Although these connections may seem lofty and loosely connected, epigenetics, the study of how behaviors and environment can change the way our genes work, highlights the impact of generational trauma on DNA. Science is revealing that chronic stress impacts hormones, mental health, and disease expression. Science is also confirming the value of ancestral knowledge. In our understanding, ceremony, and living off the land are critical tools that empower community members to heal from intergenerational trauma.
With this inspiration and fire in our belly, the organizational vision deepened. An emphasis on systems change brought CC and its communities back to the importance of land sovereignty, working the land in community, addressing family from conception, and revitalizing community connections to land.
Decolonizing our community
Eurocentric frameworks place birth and death on a linear timeline. In precolonial systems, birth and death are two points of a circle that constantly brush up against one another. This ancestral knowledge was easy to understand and live out in the birthing space, but now, those circles—seasons and transitions overlapping and meeting one another in growing cycles—add more layers and textures to the rich landscape that CC is cultivating. If we consider a healthy birth a critical starting point to living healthy lives, then growing food is a complementary starting point. We are reminded of the value of cultivating a harmonious connection between humans and land.
CC began as an organization dedicated to education and cultural revitalization. Although known for birth work—specifically, postpartum care—our work and the needs of the community span every reproductive phase and outcome. Our work also focuses on birth justice and birth equity. Because of our experience in the birthing space and the attention that CC has begun to receive, we are now being called into spaces of advocacy and consultation. And the final and fourth focus of our work—food justice and land restoration—completed CC’s mission, even if took a pandemic to connect these dots. Those overlapping points became our sacred bundles, our pillars, and the foundation of our organization.
The value of coalitions
CC’s dream time and prayers continue to guide and surprise us.

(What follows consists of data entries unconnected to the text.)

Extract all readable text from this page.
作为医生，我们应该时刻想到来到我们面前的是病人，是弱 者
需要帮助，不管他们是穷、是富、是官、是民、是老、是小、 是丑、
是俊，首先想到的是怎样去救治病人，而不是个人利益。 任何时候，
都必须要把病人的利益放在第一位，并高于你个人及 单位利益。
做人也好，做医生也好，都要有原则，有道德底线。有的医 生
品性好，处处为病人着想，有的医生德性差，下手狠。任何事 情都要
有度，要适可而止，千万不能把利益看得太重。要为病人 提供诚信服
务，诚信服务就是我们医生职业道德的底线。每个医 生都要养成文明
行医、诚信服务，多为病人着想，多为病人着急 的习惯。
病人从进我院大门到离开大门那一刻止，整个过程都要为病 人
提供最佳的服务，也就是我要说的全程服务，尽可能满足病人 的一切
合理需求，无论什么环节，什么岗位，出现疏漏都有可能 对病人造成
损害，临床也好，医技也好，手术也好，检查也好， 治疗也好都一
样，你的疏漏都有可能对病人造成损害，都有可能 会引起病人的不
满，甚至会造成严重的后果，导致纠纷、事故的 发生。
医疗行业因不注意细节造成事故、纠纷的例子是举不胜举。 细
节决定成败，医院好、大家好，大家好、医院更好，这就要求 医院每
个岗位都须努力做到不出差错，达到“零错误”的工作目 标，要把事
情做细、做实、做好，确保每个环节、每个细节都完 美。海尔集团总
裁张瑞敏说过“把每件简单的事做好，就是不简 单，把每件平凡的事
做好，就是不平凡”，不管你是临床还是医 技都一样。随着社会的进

Poised to receive seven acres of land in South Phoenix, a historically Black neighborhood, we are responding to calls from the land. Building relationships has also always been a cornerstone of CC’s foundation.
The acreage is home to the Sotelo-Heard Cemetery, an abandoned cemetery established when the land was part of Mexico. The housing development company that has owned the land for many years did not want to disturb the cemetery. Vice Mayor Carlos Garcia has proposed a land swap between the owners, the city, and CC. We expectantly wait to receive the deed to the land, as we are anxious to build a wellness center, food forest, and teaching kitchen with our community, partners, and friends on the property.

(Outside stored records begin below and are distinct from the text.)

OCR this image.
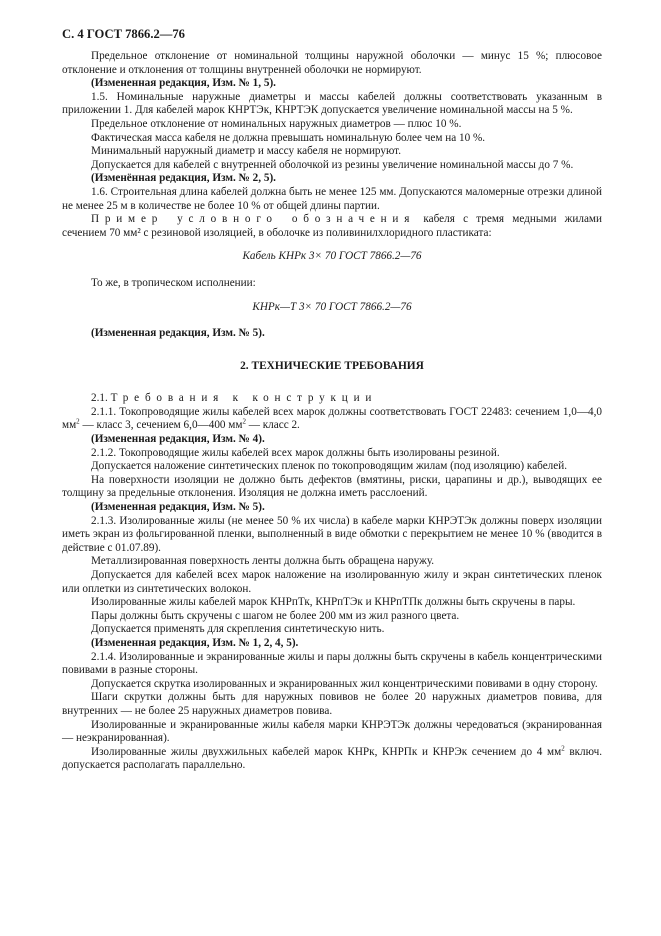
С. 4 ГОСТ 7866.2—76

Предельное отклонение от номинальной толщины наружной оболочки — минус 15 %; плюсовое отклонение и отклонения от толщины внутренней оболочки не нормируют.

(Измененная редакция, Изм. № 1, 5).

1.5. Номинальные наружные диаметры и массы кабелей должны соответствовать указанным в приложении 1. Для кабелей марок КНРТЭк, КНРТЭК допускается увеличение номинальной массы на 5 %.

Предельное отклонение от номинальных наружных диаметров — плюс 10 %.

Фактическая масса кабеля не должна превышать номинальную более чем на 10 %.

Минимальный наружный диаметр и массу кабеля не нормируют.

Допускается для кабелей с внутренней оболочкой из резины увеличение номинальной массы до 7 %.

(Изменённая редакция, Изм. № 2, 5).

1.6. Строительная длина кабелей должна быть не менее 125 мм. Допускаются маломерные отрезки длиной не менее 25 м в количестве не более 10 % от общей длины партии.

Пример условного обозначения кабеля с тремя медными жилами сечением 70 мм² с резиновой изоляцией, в оболочке из поливинилхлоридного пластиката:

Кабель КНРк 3× 70 ГОСТ 7866.2—76

То же, в тропическом исполнении:

КНРк—Т 3× 70 ГОСТ 7866.2—76

(Измененная редакция, Изм. № 5).

2. ТЕХНИЧЕСКИЕ ТРЕБОВАНИЯ

2.1. Требования к конструкции

2.1.1. Токопроводящие жилы кабелей всех марок должны соответствовать ГОСТ 22483: сечением 1,0—4,0 $мм^2$ — класс 3, сечением 6,0—400 $мм^2$ — класс 2.

(Измененная редакция, Изм. № 4).

2.1.2. Токопроводящие жилы кабелей всех марок должны быть изолированы резиной.

Допускается наложение синтетических пленок по токопроводящим жилам (под изоляцию) кабелей.

На поверхности изоляции не должно быть дефектов (вмятины, риски, царапины и др.), выводящих ее толщину за предельные отклонения. Изоляция не должна иметь расслоений.

(Измененная редакция, Изм. № 5).

2.1.3. Изолированные жилы (не менее 50 % их числа) в кабеле марки КНРЭТЭк должны поверх изоляции иметь экран из фольгированной пленки, выполненный в виде обмотки с перекрытием не менее 10 % (вводится в действие с 01.07.89).

Металлизированная поверхность ленты должна быть обращена наружу.

Допускается для кабелей всех марок наложение на изолированную жилу и экран синтетических пленок или оплетки из синтетических волокон.

Изолированные жилы кабелей марок КНРпТк, КНРпТЭк и КНРпТПк должны быть скручены в пары.

Пары должны быть скручены с шагом не более 200 мм из жил разного цвета.

Допускается применять для скрепления синтетическую нить.

(Измененная редакция, Изм. № 1, 2, 4, 5).

2.1.4. Изолированные и экранированные жилы и пары должны быть скручены в кабель концентрическими повивами в разные стороны.

Допускается скрутка изолированных и экранированных жил концентрическими повивами в одну сторону.

Шаги скрутки должны быть для наружных повивов не более 20 наружных диаметров повива, для внутренних — не более 25 наружных диаметров повива.

Изолированные и экранированные жилы кабеля марки КНРЭТЭк должны чередоваться (экранированная — неэкранированная).

Изолированные жилы двухжильных кабелей марок КНРк, КНРПк и КНРЭк сечением до 4 $мм^2$ включ. допускается располагать параллельно.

CC maintains its strong sense of identity, but now we work in collaboratives with sister and brother organizations that serve our Black and Indigenous relatives. Once again, the land brought us to this iteration. Land restoration is incomplete without Black liberation, and said liberation is incomplete without Indigenous sovereignty and the restoration of right relationship to the land. The call from these seven acres is deep.

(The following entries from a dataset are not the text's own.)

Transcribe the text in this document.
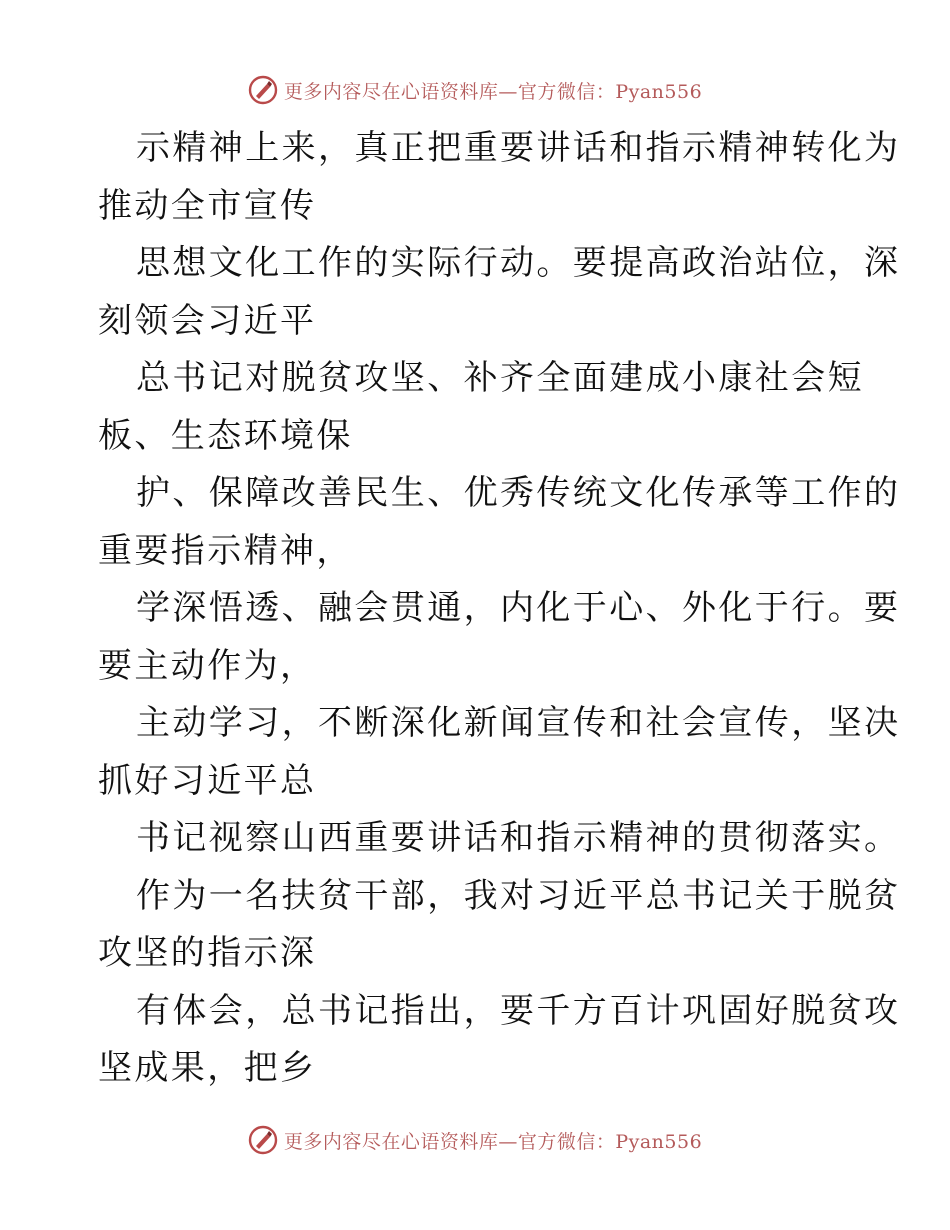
更多内容尽在心语资料库—官方微信：Pyan556
示精神上来，真正把重要讲话和指示精神转化为
推动全市宣传
思想文化工作的实际行动。要提高政治站位，深
刻领会习近平
总书记对脱贫攻坚、补齐全面建成小康社会短
板、生态环境保
护、保障改善民生、优秀传统文化传承等工作的
重要指示精神，
学深悟透、融会贯通，内化于心、外化于行。要
要主动作为，
主动学习，不断深化新闻宣传和社会宣传，坚决
抓好习近平总
书记视察山西重要讲话和指示精神的贯彻落实。
作为一名扶贫干部，我对习近平总书记关于脱贫
攻坚的指示深
有体会，总书记指出，要千方百计巩固好脱贫攻
坚成果，把乡
更多内容尽在心语资料库—官方微信：Pyan556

Like the mother of a newborn begins to hone her ears to the cues of a baby, CC members are honing our hearts to cues from the land. We are honing our ability to work from a multisector approach, where community partners can dream and build with us while maintaining their organizational sovereignty. We continue to make mistakes and build relationships, maybe not in that linear order, but with two points of a circle, constantly brushing up against one another.